There is divergent opinion on the existence or not of a distinction in treatment on a proceeding such as the one now before this court and one involving issuance of a license. In Matter of Bosco v. New York State Liq. Auth. (20 Misc 2d 115, 116 affd. 10 A D 2d 629) it was held that “ Since no hearing is required it is not necessary for the Authority to make specific or formal findings of fact ” where the Authority denied a license transfer. (Contra, Matter of Williamson v. New York State Liq. Auth., 38 Misc 2d 976.) However, Judge Fuld of the Court of Appeals, who concurred reluctantly in Matter of Barry v.
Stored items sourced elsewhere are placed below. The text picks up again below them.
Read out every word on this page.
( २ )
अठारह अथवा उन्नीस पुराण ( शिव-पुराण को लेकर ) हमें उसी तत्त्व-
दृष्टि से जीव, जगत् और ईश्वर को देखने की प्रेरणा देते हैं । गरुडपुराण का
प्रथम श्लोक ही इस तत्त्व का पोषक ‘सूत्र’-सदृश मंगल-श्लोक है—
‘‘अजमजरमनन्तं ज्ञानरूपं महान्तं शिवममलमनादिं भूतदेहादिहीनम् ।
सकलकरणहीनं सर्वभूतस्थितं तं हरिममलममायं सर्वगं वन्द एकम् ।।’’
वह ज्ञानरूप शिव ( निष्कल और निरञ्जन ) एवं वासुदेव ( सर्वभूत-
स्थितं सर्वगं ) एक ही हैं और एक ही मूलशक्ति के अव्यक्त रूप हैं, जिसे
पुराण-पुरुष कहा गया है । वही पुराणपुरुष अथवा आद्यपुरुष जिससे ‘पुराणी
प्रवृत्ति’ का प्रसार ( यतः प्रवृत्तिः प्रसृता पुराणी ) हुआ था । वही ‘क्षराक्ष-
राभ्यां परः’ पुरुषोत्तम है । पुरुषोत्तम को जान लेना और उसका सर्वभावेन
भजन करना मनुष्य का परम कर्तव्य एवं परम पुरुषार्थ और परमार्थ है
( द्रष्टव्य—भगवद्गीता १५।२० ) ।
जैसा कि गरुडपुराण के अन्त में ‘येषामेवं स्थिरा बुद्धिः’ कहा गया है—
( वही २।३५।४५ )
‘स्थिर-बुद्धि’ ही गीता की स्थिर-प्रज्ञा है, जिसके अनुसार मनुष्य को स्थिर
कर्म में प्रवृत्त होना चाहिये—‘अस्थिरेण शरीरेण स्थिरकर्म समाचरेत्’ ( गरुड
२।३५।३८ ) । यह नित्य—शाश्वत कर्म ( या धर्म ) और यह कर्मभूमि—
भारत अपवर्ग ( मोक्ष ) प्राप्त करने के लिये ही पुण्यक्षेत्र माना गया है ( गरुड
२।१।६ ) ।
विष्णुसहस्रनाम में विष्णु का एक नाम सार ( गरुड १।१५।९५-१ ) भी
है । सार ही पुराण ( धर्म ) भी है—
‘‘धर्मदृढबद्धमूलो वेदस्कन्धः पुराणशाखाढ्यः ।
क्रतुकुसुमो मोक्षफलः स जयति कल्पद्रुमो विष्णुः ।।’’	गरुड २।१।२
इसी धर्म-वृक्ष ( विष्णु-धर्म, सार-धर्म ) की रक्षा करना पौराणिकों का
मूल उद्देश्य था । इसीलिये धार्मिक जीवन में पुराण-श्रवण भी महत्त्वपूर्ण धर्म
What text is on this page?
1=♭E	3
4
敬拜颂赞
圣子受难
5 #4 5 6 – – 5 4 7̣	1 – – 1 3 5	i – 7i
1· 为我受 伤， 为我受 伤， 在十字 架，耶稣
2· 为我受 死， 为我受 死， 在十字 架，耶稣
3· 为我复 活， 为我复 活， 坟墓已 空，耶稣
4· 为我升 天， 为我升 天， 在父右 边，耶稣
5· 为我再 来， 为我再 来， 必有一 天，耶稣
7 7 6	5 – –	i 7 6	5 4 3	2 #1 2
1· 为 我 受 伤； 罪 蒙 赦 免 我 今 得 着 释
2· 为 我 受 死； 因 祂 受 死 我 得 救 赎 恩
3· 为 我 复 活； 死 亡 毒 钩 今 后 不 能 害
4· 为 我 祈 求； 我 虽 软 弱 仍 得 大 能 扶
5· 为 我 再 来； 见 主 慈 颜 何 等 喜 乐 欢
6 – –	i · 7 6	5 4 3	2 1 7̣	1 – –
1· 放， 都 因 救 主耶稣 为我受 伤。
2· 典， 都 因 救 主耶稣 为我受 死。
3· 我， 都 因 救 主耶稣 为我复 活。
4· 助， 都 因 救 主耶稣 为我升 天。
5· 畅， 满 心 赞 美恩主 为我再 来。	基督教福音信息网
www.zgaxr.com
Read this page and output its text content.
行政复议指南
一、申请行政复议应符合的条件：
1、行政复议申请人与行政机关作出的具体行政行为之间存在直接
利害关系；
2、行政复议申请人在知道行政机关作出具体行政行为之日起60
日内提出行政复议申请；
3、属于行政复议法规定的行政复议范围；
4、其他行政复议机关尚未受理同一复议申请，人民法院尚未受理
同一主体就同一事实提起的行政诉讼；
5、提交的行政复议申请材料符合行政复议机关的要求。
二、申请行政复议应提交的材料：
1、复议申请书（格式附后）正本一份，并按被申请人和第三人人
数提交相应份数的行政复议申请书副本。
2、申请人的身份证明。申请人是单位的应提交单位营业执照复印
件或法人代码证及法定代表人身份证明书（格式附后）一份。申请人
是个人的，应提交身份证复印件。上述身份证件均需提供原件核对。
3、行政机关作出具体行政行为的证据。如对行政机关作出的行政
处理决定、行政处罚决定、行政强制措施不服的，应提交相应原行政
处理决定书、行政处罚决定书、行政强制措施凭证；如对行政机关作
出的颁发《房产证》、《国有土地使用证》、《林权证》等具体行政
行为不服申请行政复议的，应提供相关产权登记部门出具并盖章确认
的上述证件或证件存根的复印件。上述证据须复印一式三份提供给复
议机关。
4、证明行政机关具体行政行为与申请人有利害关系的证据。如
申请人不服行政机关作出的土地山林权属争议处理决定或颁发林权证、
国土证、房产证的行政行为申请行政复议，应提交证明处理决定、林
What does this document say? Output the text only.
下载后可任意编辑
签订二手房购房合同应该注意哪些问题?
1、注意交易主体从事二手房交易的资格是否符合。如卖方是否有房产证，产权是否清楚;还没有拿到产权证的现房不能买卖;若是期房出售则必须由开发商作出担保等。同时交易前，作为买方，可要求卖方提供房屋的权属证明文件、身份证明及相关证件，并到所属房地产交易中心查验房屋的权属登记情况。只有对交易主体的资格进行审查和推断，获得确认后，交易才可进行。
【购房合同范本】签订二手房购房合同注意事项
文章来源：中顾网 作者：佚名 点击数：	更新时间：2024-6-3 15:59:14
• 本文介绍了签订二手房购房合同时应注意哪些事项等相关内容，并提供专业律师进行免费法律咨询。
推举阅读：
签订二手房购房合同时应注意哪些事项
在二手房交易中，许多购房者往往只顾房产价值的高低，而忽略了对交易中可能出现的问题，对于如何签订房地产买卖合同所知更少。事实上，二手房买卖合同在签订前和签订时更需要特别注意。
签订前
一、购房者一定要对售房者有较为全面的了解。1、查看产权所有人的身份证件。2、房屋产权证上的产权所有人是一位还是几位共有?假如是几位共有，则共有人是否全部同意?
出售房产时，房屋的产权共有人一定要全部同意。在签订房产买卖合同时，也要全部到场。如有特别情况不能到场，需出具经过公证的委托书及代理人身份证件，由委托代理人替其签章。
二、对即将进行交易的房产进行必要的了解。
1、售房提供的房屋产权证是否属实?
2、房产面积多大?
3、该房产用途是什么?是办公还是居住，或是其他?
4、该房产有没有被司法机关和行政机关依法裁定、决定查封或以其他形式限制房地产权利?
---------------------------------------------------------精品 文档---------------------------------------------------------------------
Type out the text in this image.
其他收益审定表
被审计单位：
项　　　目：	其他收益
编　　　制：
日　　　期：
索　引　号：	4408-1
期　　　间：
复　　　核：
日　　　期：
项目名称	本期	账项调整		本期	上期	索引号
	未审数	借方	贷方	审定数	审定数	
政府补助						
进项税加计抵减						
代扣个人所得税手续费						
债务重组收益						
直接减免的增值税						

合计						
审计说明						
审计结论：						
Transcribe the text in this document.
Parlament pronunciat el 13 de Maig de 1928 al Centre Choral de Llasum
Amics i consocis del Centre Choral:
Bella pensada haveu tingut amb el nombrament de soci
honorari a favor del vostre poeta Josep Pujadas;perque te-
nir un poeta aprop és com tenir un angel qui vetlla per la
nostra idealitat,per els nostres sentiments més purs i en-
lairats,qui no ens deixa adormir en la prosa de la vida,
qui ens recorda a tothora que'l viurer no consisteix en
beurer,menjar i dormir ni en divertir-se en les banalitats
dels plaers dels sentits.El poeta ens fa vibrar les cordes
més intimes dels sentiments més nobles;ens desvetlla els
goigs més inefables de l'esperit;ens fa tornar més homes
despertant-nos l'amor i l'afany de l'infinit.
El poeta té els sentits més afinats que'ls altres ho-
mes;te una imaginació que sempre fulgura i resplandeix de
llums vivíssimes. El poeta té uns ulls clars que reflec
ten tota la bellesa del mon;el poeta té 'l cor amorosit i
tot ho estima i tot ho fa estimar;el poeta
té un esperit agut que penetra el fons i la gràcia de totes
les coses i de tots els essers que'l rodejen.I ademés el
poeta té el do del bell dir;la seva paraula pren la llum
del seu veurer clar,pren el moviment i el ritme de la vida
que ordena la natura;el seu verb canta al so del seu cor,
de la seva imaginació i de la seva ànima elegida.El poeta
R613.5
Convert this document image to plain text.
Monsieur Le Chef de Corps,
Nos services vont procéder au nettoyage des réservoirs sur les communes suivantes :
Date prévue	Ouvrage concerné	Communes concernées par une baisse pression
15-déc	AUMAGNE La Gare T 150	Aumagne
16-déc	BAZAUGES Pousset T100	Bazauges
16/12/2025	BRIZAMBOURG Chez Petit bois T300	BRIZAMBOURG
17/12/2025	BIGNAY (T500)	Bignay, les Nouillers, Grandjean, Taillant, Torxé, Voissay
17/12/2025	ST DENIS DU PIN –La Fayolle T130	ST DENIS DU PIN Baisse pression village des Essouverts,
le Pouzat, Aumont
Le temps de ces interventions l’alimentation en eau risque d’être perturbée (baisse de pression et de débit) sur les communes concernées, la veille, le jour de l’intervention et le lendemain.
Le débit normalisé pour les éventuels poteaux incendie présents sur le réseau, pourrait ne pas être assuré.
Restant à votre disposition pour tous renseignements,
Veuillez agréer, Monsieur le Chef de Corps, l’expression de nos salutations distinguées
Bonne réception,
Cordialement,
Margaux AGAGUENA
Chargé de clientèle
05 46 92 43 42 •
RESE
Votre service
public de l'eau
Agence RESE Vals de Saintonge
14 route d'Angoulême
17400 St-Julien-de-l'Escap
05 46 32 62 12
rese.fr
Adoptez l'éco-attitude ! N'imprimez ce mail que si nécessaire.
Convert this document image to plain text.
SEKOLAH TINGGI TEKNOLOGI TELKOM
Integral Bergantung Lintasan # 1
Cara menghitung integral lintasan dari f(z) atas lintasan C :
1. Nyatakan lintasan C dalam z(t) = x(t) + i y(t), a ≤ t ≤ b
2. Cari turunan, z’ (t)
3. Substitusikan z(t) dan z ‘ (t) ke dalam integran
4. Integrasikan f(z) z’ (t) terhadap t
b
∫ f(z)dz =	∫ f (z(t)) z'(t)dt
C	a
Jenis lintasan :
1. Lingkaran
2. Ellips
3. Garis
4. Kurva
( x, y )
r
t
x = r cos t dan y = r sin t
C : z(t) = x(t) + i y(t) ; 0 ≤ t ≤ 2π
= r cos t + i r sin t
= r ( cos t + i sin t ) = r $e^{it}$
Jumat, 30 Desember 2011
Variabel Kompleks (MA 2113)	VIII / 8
O’Connell (303 *670N. Y. 46, supra) more recently wrote for a 4-to-3 majority of the court that “ If an administrative agency acts within permissible limits of the law and its conclusions find reasonable support in the record, its determination is conclusive.” (Matter of Swalbach v. State Liq. Auth., 7 N Y 2d 518, 526.) It may be concluded that, with specific reference to applications by licensees for transfer, the Authority acts in an administrative capacity rather than quasi-judicially. Therefore, the entire record, including the results of respondent’s ex parte investigation are subject to examination for the purpose of now learning if the action taken was or was not arbitrary and capricious. The case of Rochester Colony v. Hostetter, is right to this same point (19 A D 2d 250).
The statement that sufficient servicing exists for the area of petitioner’s proposed removal is supported in the record before this court. Surely the discretionary power of the Authority cannot be limited in its exercise to a certain mileage radius limitation, as argued impliedly by Claire. The determination made does not pass into the realm of capriciousness. There is here a difference of opinion between these parties, and respondent must prevail since that difference on the record is not arbitrary so far as the State Liquor Authority is concerned. This proceeding is therefore dismissed.